Community unites to improve beach safety

A group of residents has created a beach safety brochure for swimmers at Pearl Beach, after the unpatrolled area was declared a ‘black spot’ due to drownings and surging waves.

In a show of community collaboration, Central Coast Council Lifeguards, members of the Pearl Beach Progress Association’s Safety Advisory Group, Pearl Beach Patonga Real Estate, Pearl Beach General Store and Café and representatives from Ocean Beach, Umina and Central Coast Surf Life Saving Clubs (SLSC) pooled their resources to create the brochure.

Umina and Ocean Beach SLSCs are currently first responders for aquatic and other emergencies occurring in Pearl Beach.

Louise Lambeth, from Umina SLSC said Pearl Beach was renowned for its dangerous surf conditions.

“Pearl Beach has a vibrant community who are proactive in providing safety information and resources to help prevent future tragedies,” Lambeth said.
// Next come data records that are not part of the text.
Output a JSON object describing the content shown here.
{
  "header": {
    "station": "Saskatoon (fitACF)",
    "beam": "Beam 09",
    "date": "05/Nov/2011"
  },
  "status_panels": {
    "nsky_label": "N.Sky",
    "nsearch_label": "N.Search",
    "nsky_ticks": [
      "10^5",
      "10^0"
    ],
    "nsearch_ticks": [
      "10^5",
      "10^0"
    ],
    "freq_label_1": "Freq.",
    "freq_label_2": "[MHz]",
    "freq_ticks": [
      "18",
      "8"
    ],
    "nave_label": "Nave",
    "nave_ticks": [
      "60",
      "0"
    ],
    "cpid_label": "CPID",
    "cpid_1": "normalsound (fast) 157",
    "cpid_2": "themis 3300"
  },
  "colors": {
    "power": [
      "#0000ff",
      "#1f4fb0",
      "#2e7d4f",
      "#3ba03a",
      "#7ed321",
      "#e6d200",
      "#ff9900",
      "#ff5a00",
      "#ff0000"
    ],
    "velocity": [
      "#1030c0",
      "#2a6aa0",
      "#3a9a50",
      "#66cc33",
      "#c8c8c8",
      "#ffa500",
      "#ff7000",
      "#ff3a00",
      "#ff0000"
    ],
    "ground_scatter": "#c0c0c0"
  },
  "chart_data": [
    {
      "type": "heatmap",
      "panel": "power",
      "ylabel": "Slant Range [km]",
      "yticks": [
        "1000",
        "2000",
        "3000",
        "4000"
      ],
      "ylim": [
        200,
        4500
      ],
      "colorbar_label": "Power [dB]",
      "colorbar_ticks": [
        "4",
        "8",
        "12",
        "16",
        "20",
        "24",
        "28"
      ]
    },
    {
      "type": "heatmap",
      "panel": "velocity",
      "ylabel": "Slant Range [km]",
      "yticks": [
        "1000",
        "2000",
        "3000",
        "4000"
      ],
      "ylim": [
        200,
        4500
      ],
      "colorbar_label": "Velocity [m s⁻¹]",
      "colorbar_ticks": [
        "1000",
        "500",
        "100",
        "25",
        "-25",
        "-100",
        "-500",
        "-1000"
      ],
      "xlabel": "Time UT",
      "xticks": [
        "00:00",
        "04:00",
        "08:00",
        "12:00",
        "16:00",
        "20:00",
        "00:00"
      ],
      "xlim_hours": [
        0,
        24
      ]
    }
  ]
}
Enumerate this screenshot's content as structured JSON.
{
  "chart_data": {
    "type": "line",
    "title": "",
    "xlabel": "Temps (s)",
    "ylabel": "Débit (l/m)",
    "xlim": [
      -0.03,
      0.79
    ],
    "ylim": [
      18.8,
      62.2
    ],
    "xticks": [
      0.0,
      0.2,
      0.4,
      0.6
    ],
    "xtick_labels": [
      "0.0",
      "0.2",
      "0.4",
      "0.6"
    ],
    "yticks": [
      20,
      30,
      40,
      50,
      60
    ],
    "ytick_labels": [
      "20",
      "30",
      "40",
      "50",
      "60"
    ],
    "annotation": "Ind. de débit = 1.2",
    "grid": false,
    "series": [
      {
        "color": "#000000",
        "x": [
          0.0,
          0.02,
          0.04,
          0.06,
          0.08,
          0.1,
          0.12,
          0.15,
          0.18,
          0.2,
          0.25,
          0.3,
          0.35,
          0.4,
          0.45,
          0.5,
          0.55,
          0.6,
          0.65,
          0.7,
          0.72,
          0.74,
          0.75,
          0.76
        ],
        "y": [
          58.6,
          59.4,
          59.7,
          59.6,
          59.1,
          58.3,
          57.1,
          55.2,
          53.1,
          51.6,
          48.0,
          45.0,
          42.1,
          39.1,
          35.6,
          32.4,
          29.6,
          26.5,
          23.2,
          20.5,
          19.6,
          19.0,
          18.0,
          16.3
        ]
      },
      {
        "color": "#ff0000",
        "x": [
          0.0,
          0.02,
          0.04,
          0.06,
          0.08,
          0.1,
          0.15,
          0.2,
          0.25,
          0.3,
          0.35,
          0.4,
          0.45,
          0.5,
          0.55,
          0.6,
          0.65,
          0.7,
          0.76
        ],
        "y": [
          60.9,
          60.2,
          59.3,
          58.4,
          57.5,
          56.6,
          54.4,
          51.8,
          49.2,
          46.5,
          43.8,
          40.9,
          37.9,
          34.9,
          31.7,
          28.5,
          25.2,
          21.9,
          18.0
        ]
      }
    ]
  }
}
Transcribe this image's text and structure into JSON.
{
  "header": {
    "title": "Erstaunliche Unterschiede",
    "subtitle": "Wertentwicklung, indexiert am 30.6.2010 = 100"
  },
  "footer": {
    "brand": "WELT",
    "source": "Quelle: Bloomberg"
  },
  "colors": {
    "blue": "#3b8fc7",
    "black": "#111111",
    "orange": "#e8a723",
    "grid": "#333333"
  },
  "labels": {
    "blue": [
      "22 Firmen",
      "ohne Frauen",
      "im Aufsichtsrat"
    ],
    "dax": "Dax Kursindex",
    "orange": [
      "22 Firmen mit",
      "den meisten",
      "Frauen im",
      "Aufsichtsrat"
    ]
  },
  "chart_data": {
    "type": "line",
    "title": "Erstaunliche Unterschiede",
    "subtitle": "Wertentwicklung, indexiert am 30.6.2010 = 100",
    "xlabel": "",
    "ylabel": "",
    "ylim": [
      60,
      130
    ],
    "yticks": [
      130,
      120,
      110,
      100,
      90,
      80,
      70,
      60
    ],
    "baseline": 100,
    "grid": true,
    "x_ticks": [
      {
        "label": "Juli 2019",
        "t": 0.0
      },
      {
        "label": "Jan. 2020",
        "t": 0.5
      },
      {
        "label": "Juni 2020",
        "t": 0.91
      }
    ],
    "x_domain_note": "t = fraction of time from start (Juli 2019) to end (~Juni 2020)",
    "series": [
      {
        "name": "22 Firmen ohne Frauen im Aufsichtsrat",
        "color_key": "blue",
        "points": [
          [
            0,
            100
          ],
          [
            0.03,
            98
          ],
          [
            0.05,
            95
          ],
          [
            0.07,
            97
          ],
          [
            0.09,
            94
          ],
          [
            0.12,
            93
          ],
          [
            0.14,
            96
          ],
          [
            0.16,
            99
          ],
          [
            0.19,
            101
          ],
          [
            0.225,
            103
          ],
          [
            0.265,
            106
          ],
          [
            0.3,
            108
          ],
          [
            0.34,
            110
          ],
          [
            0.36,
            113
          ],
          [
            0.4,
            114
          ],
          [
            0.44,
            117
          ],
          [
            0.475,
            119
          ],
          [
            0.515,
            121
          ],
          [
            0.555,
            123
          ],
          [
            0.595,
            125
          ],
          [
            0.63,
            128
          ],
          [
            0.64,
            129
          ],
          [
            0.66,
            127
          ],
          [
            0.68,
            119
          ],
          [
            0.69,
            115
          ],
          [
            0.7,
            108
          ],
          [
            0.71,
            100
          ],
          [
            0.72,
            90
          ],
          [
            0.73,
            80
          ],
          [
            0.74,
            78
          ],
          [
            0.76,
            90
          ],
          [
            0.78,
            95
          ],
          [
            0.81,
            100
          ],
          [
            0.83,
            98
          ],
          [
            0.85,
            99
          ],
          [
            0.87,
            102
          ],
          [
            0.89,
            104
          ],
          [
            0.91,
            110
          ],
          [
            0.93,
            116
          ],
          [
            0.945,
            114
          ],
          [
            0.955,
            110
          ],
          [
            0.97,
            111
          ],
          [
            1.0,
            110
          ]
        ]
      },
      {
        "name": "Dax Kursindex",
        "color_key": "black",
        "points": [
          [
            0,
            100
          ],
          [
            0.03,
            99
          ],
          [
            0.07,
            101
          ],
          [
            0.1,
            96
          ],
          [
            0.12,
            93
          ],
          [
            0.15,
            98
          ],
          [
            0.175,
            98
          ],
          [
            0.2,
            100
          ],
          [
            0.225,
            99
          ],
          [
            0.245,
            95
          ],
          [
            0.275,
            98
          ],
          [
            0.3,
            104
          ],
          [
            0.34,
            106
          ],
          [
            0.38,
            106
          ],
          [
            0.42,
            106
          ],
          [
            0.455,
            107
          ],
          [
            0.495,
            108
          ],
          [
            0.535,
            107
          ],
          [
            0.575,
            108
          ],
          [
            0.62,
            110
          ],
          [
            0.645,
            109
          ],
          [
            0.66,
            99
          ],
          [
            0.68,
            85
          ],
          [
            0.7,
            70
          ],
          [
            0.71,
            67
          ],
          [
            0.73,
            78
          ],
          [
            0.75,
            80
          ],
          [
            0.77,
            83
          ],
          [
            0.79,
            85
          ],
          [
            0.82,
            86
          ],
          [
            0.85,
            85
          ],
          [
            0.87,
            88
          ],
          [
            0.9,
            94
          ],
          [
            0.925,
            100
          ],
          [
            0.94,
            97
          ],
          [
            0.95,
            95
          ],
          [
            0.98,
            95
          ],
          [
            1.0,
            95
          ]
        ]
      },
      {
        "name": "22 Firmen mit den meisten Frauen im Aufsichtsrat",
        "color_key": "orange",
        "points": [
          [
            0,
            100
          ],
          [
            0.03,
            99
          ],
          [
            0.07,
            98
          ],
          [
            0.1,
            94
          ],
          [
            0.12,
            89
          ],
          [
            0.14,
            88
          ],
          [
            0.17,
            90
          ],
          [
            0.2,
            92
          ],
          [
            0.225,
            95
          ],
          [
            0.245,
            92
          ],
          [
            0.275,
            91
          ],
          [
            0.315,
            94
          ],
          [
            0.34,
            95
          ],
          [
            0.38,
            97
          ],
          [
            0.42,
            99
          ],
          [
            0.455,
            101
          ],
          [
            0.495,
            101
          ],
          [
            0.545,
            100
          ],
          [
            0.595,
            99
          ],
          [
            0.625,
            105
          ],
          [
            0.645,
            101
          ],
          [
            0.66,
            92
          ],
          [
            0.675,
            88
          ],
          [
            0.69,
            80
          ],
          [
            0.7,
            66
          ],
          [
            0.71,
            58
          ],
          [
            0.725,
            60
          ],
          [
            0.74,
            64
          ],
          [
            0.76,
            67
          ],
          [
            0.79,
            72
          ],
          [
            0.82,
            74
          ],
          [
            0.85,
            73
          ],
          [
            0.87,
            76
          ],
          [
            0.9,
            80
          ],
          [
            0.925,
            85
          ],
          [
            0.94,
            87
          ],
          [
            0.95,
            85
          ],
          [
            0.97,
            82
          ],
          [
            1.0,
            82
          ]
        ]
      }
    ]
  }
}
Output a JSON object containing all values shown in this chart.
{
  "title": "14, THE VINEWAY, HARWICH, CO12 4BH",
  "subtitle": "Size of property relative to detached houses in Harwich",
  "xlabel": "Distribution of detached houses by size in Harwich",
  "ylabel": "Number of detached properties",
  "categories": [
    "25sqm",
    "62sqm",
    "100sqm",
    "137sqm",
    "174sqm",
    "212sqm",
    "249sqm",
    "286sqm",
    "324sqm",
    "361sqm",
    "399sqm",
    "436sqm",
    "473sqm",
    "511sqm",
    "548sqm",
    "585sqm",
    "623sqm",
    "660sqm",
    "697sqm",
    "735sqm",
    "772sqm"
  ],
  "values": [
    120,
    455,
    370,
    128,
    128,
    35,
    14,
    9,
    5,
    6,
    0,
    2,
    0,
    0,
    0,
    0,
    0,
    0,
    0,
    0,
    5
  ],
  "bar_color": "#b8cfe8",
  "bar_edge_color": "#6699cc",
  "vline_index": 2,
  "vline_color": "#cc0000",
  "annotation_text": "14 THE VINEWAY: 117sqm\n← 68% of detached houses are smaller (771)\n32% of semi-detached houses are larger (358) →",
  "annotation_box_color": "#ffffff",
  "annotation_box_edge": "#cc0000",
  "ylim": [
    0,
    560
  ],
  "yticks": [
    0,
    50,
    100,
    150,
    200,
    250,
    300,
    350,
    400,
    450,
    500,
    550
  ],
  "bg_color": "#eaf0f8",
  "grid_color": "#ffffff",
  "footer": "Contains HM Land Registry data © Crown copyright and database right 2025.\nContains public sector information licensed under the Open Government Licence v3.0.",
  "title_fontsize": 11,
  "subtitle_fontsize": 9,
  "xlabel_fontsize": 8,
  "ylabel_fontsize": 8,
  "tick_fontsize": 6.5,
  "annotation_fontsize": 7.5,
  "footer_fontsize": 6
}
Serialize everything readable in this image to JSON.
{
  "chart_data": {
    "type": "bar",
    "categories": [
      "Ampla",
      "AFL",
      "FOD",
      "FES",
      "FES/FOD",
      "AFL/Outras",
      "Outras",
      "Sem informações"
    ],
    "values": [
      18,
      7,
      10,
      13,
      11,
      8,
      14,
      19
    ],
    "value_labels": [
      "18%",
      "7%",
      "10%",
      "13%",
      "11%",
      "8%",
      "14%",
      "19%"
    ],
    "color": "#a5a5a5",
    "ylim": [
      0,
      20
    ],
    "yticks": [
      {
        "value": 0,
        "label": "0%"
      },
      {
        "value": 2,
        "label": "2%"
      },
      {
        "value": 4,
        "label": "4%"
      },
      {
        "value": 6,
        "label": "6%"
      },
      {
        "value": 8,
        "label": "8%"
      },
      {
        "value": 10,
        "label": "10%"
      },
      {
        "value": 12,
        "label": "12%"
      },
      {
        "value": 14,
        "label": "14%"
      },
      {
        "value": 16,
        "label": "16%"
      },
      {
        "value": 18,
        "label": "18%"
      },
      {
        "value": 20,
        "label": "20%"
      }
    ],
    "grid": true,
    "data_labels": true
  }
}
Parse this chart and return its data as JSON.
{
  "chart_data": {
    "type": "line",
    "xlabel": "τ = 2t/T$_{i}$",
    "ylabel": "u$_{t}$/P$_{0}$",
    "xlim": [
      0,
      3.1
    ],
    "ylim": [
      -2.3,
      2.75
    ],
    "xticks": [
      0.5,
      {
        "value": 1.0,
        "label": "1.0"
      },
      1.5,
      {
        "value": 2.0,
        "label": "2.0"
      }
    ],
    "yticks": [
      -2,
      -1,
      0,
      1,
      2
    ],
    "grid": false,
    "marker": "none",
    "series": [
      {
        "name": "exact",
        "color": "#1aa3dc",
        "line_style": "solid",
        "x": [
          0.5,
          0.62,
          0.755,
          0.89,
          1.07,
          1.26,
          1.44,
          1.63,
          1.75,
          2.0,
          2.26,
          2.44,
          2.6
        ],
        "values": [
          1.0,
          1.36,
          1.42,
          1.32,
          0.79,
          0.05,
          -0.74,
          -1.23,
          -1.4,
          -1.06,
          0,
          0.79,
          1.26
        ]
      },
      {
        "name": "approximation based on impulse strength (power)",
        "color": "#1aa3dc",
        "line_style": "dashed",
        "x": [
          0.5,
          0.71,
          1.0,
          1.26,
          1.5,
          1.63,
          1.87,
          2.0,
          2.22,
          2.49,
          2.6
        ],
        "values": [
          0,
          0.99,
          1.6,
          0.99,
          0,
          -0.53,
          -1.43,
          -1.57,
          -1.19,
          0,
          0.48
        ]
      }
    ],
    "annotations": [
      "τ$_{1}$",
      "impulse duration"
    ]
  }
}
“Central Coast Council has been working with the Pearl Beach Progress Association on the safety signage and resources and exploring the logistics and options for future education or lifeguard coverage over the Christmas period.

“Central Coast Surf Life Saving has been developing ‘black spot’ brochures to help educate the community about the dangers that are particular to an unpatrolled beach or section of a beach identified by surf clubs as dangerous to the public.

“It is exciting to see the involved parties beginning to work together to achieve a common goal – zero drownings at Pearl Beach!”

Lambeth, who is also the founder of Deep Water Publishing, said she has a specific interest in drowning prevention at Pearl Beach, with her first publication, Annie and the Waves, dedicated to the memory of a five-year-old boy who drowned at Pearl Beach in 2014.

“Education has been identified as one of the top ways to help prevent drowning,” Lambeth said.

“By learning about a beach and its inherent dangers we can make wiser choices about where or when to swim.

“Providing information that is specific to safety at Pearl Beach will help educate residents and visitors, who in turn can share this knowledge with others.

“There have been two recent drownings at Pearl Beach – a five-year-old boy drowned in July 2014 and a man in his 70s who tried to rescue a dog in March 2021.

“Additionally, anecdotes of rescues are reported on a regular basis but at this stage the data is not captured and reported on.

“Pearl Beach has a unique beach morphology… the sand is quite different from the neighbouring Umina and Ocean Beaches. The shape of the beach, the direction it faces, and the specific type of sand found on the beach reveals just why the beach is so dangerous.

“The beach has a sudden drop off into deep water with surging waves that can sweep you into deep water.

“This is particularly dangerous for children and elderly people which matches the two people who drowned here.

“If there is a high east or southeast swell there is a strong and dangerous shore break, you will hear the boom of the waves!

“The middle to northern end of the beach is particularly dangerous for everyone.”

Central Coast Council Lifeguard Service and Ocean Beach Surf Lifesavers have begun a series of joint water safety education talks at Pearl Beach.

The first was held earlier this month with the second beach education session held on January 26.

The brochure is also available from the Pearl Beach Progress Association, the Pearl Beach General Store and Pearl Beach Patonga Real Estate.

Additionally, copies are being provided to Pearl Beach holiday rentals.

Lambeth said there are five key measures to stay safe in the water: don’t rush until you have looked for potential hazards, plan to swim at a patrolled beach, never swim alone, always supervise children, and do not consume alcohol if you have planned to enter the water.